The tone of Invisible Man is cynical and critical. Throughout the course of the story, the unnamed narrator attaches himself to various institutions and groups which he believes will help him to make sense of the chaotic and irrational world around him. Invariably, he is let down as these institutions fail to live up to their promises, contributing to his pessimistic worldview. In the final chapter of the novel, he finds himself in a riot in Harlem, trapped between the police and the violent Ras the Destroyer, who calls for him to be hanged due to his affiliation with the Brotherhood, with which the narrator has also grown disillusioned. At this climactic moment, the narrator reflects wearily upon the events of his life and the limitations of the various parties competing for power:
[They] wanted my death not for myself alone but for the chase I’d been on all my life; because of the way I’d run, been run, chased, operated, purged—although to a great extent I could have done nothing else, given their blindness (didn’t they tolerate both Rinehart and Bledsoe?) and my invisibility. And that I, a little black man with an assumed name should die because a big black man in his hatred and confusion over the nature of a reality that seemed controlled solely by white men whom I knew to be as blind as he, was just too much.

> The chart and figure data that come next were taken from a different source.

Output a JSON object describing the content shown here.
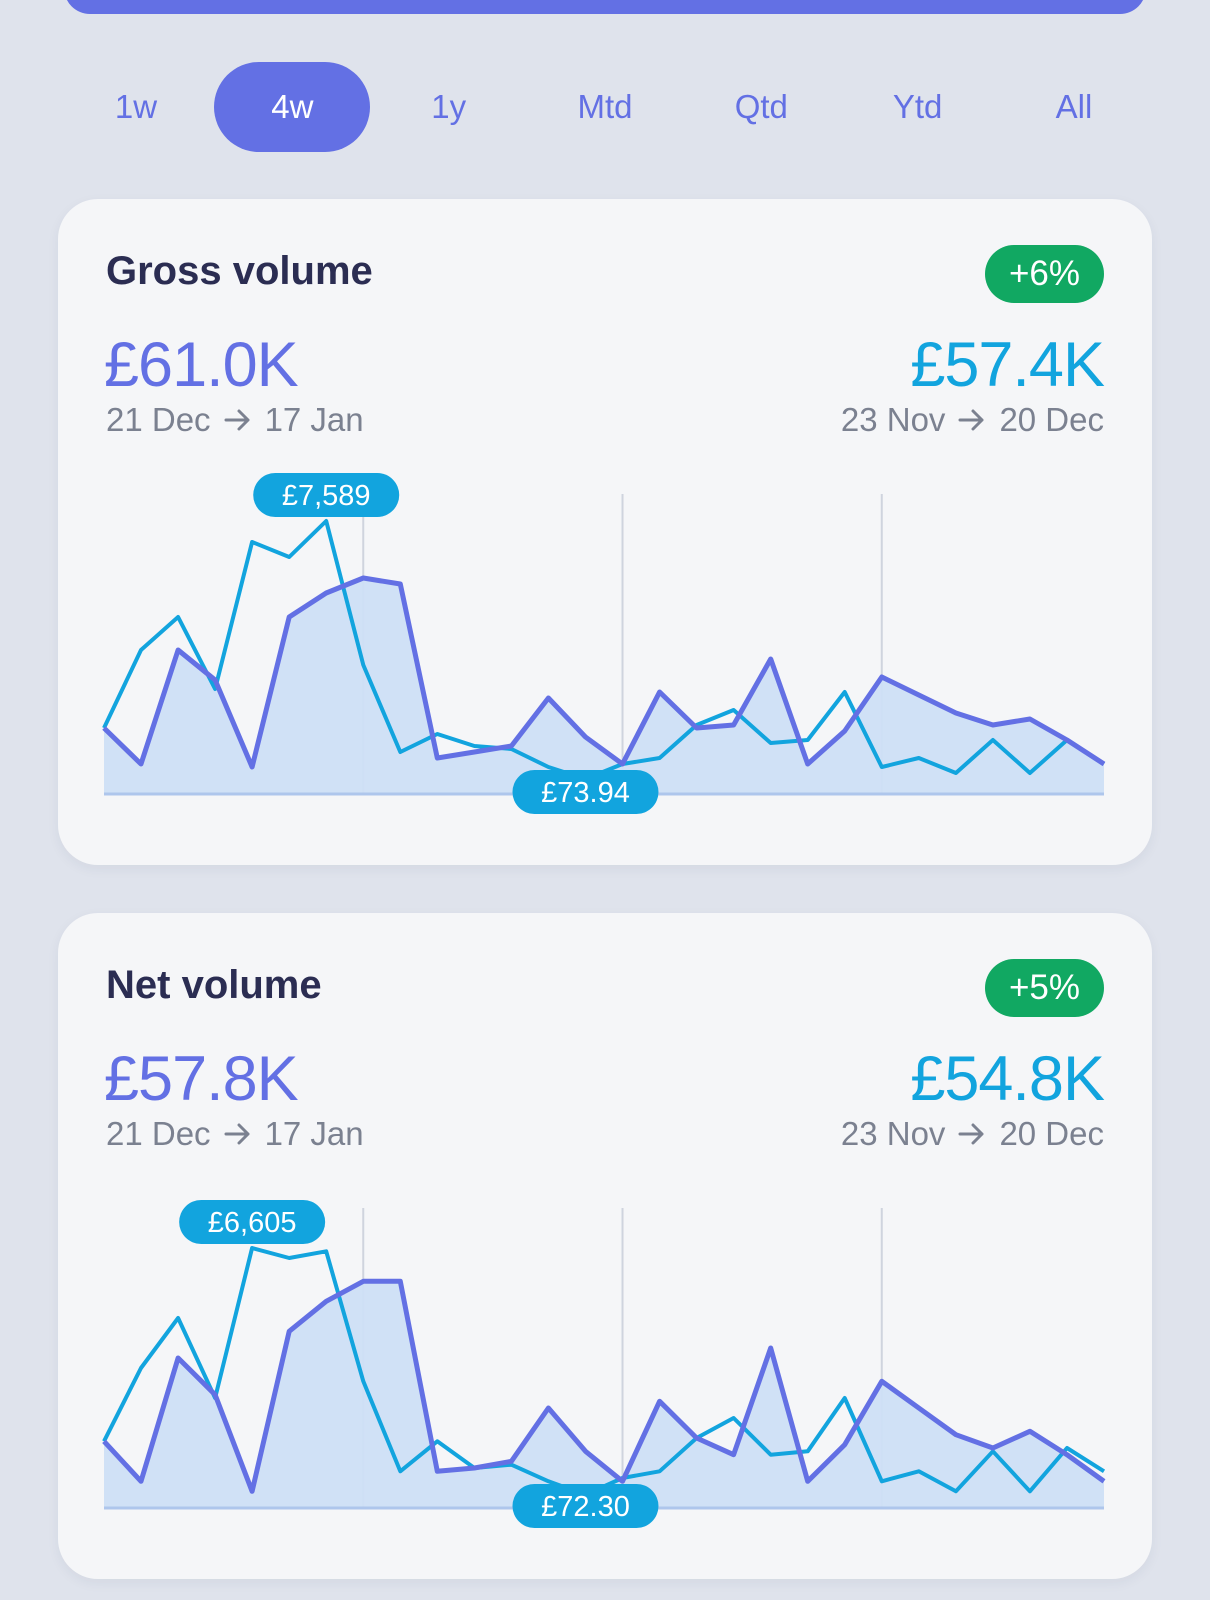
{
  "period_tabs": {
    "items": [
      "1w",
      "4w",
      "1y",
      "Mtd",
      "Qtd",
      "Ytd",
      "All"
    ],
    "active_index": 1
  },
  "cards": [
    {
      "title": "Gross volume",
      "change_badge": "+6%",
      "current_value": "£61.0K",
      "current_range": {
        "from": "21 Dec",
        "to": "17 Jan"
      },
      "previous_value": "£57.4K",
      "previous_range": {
        "from": "23 Nov",
        "to": "20 Dec"
      }
    },
    {
      "title": "Net volume",
      "change_badge": "+5%",
      "current_value": "£57.8K",
      "current_range": {
        "from": "21 Dec",
        "to": "17 Jan"
      },
      "previous_value": "£54.8K",
      "previous_range": {
        "from": "23 Nov",
        "to": "20 Dec"
      }
    }
  ],
  "colors": {
    "accent": "#6370e4",
    "previous": "#12a4de",
    "positive": "#11a862",
    "area_fill": "#cddff5"
  },
  "chart_data": [
    {
      "type": "line",
      "x": [
        1,
        2,
        3,
        4,
        5,
        6,
        7,
        8,
        9,
        10,
        11,
        12,
        13,
        14,
        15,
        16,
        17,
        18,
        19,
        20,
        21,
        22,
        23,
        24,
        25,
        26,
        27,
        28
      ],
      "series": [
        {
          "values": [
            2200,
            1000,
            4800,
            3800,
            900,
            5900,
            6700,
            7200,
            7000,
            1200,
            1400,
            1600,
            3200,
            1900,
            1000,
            3400,
            2200,
            2300,
            4500,
            1000,
            2100,
            3900,
            3300,
            2700,
            2300,
            2500,
            1800,
            1000
          ]
        },
        {
          "values": [
            2200,
            4800,
            5900,
            3500,
            8400,
            7900,
            9100,
            4300,
            1400,
            2000,
            1600,
            1500,
            900,
            500,
            1000,
            1200,
            2300,
            2800,
            1700,
            1800,
            3400,
            900,
            1200,
            700,
            1800,
            700,
            1800,
            1000
          ]
        }
      ],
      "min_label": "£73.94",
      "max_label": "£7,589",
      "min_index": 13,
      "max_index": 6,
      "ylim": [
        0,
        10000
      ]
    },
    {
      "type": "line",
      "x": [
        1,
        2,
        3,
        4,
        5,
        6,
        7,
        8,
        9,
        10,
        11,
        12,
        13,
        14,
        15,
        16,
        17,
        18,
        19,
        20,
        21,
        22,
        23,
        24,
        25,
        26,
        27,
        28
      ],
      "series": [
        {
          "values": [
            2000,
            800,
            4500,
            3400,
            500,
            5300,
            6200,
            6800,
            6800,
            1100,
            1200,
            1400,
            3000,
            1700,
            800,
            3200,
            2100,
            1600,
            4800,
            800,
            1900,
            3800,
            3000,
            2200,
            1800,
            2300,
            1600,
            800
          ]
        },
        {
          "values": [
            2000,
            4200,
            5700,
            3300,
            7800,
            7500,
            7700,
            3800,
            1100,
            2000,
            1200,
            1300,
            800,
            400,
            900,
            1100,
            2100,
            2700,
            1600,
            1700,
            3300,
            800,
            1100,
            500,
            1700,
            500,
            1800,
            1100
          ]
        }
      ],
      "min_label": "£72.30",
      "max_label": "£6,605",
      "min_index": 13,
      "max_index": 4,
      "ylim": [
        0,
        9000
      ]
    }
  ]
}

Here, he characterizes his life as a “chase,” noting that he has been “run, chased, operated, purged” by various different institutions and groups. His outlook is, at this point in the novel, highly critical, matching Ellison’s own criticism of various factions in American politics. The rioting crowds, he claims, are subject to “blindness,” Ras the Destroyer is stuck in a state of “hatred and confusion,” and further, Ras is being manipulated by “white men” such as Brother Jack who are “as blind as he.” Ultimately, he feels that nobody is able to see things as they truly are.